Il rispetto per il “valore della vita”, e, ancor più, l’“amore per essa”, trovano una “attuazione insostituibile nel farsi prossimo, avvicinarsi, prendersi cura di chi soffre nel corpo e nello spirito”.
Lo ha detto papa Francesco ricevendo stamattina in udienza nella Sala Regia del Palazzo Apostolico Vaticano, i partecipanti alla XXX Conferenza Internazionale promossa dal Pontificio Consiglio per gli Operatori Sanitari sul tema La cultura della Salus e dell’accoglienza al servizio dell’uomo e del pianeta, che si apre oggi in Vaticano, per concludersi sabato 21 novembre.
Dopo aver sottolineato la coincidenza del congresso con il ventesimo anniversario della pubblicazione dell’enciclica Evangelium vitae di san Giovanni Paolo II, il Pontefice ha ricordato che i valori della solidarietà, della prossimità e della compassione, propri degli operatori sanitari, saranno messi “in speciale risalto durante il Giubileo della Misericordia, che ci chiama tutti a stare vicino ai fratelli e alle sorelle più sofferenti”.
È proprio la Evangelium Vitae, del resto, a rintracciare gli “elementi costitutivi” della “cultura della salus” nell’“accoglienza”, nella “compassione”, nella “comprensione” e nel “perdono”; gli stessi atteggiamenti che mostrava abitualmente Gesù verso la “moltitudine di persone bisognose che lo avvicinava ogni giorno: malati di ogni genere, pubblici peccatori, indemoniati, emarginati, poveri, stranieri”, ha osservato il Santo Padre.
L’“inviolabilità della vita”, come specificava l’enciclica giovanpaolina, implica “esigenze positive” che «vanno dal prendersi cura della vita del fratello (familiare, appartenente allo stesso popolo, straniero che abita nella terra di Israele), al farsi carico dell’estraneo, fino all’amare il nemico» (EV n° 41).
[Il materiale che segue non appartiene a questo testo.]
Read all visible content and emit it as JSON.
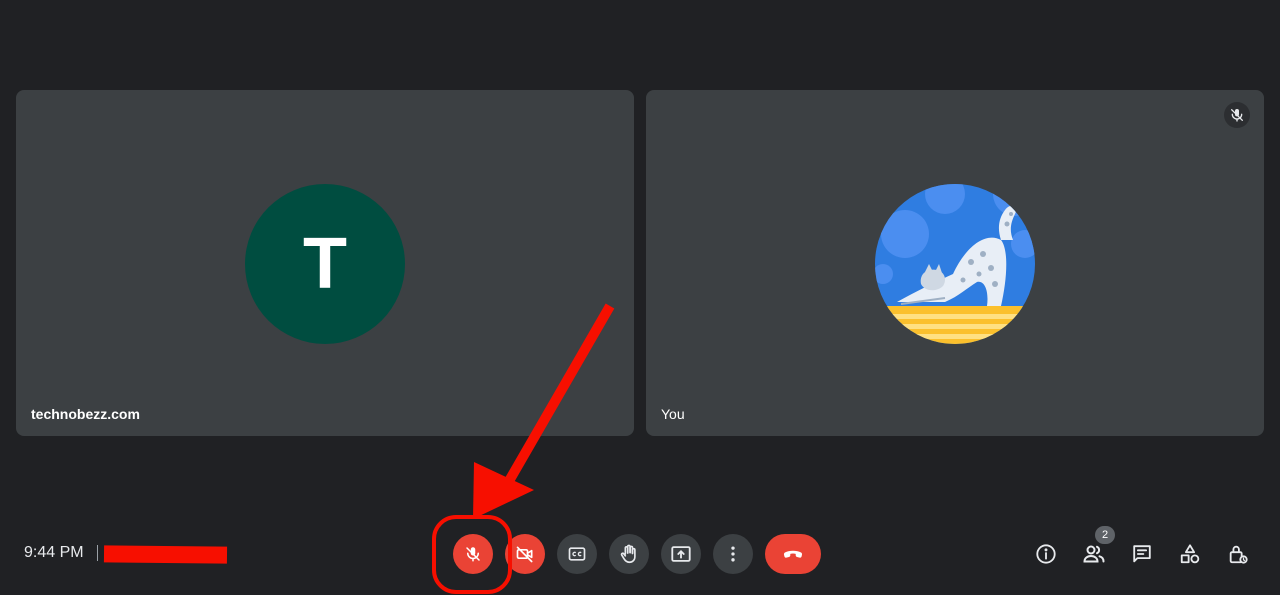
{
  "participants": [
    {
      "name": "technobezz.com",
      "avatar_letter": "T",
      "avatar_color": "#004d40"
    },
    {
      "name": "You",
      "avatar_icon": "cat-stretching-avatar-icon",
      "muted_icon": "mic-off-icon"
    }
  ],
  "footer": {
    "time": "9:44 PM",
    "participant_count": "2"
  },
  "controls": {
    "mic": "mic-off-icon",
    "camera": "camera-off-icon",
    "captions": "closed-captions-icon",
    "hand": "raise-hand-icon",
    "present": "present-screen-icon",
    "more": "more-options-icon",
    "leave": "hang-up-icon"
  },
  "side_tools": [
    "info-icon",
    "people-icon",
    "chat-icon",
    "activities-icon",
    "host-controls-icon"
  ],
  "colors": {
    "background": "#202124",
    "tile": "#3c4043",
    "danger": "#ea4335",
    "annotation": "#f70f00"
  }
}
Questa cultura della prossimità abbatte “ogni barriera di nazionalità, di estrazione sociale, di religione” e rende gli uomini più simili al “buon samaritano” della parabola evangelica.
In questo modo si supera anche la distinzione classista in base alla quale “sia nei Paesi ricchi che in quelli poveri, gli esseri umani vengono accettati o rifiutati secondo criteri utilitaristici, in particolare di utilità sociale o economica”.
Questo tipo di mentalità, ha aggiunto Francesco, si declina nella cosiddetta “medicina dei desideri” che, in particolare nei paesi ricchi, induce alla “ricerca ad ogni costo della perfezione fisica, nell’illusione dell’eterna giovinezza”, inducendo a “scartare o ad emarginare chi non è ‘efficiente’, chi viene visto come un peso, un disturbo”.
Al tempo stesso, il “farsi prossimo”, come afferma anche l’enciclica Laudato si’, “comporta anche assumerci responsabilità inderogabili verso il creato e la “casa comune”, che a tutti appartiene ed è affidata alla cura di tutti, anche per le generazioni a venire”, ha rammentato il Papa.
La Chiesa intende infatti educare a “custodire” e “amministrare” la “famiglia umana” e la “creazione nel suo complesso”, perché le generazioni future la rendano il più possibile “umanamente vivibile”, andando incontro ai “più poveri ed esclusi”, in nome della “dignità umana”.
Il Santo Padre ha quindi lanciato un appello affinché, nell’imminenza del Giubileo, “questo grido possa trovare eco sincera nei nostri cuori, cosicché anche nell’esercizio delle opere di misericordia, corporale e spirituale, secondo le diverse responsabilità a ciascuno affidate, possiamo accogliere il dono della grazia di Dio”.
L’auspicio del Pontefice è che le giornate di studio promosse dal dicastero vaticano della salute possano “contribuire ad un nuovo sviluppo della cultura della salus, intesa anch’essa in senso integrale”.
A tale scopo, Francesco ha infine incoraggiato i congressisti a tenere presente nei loro dibattiti “la realtà di quelle popolazioni che maggiormente subiscono i danni provocati dal degrado ambientale, danni gravi e spesso permanenti alla salute”.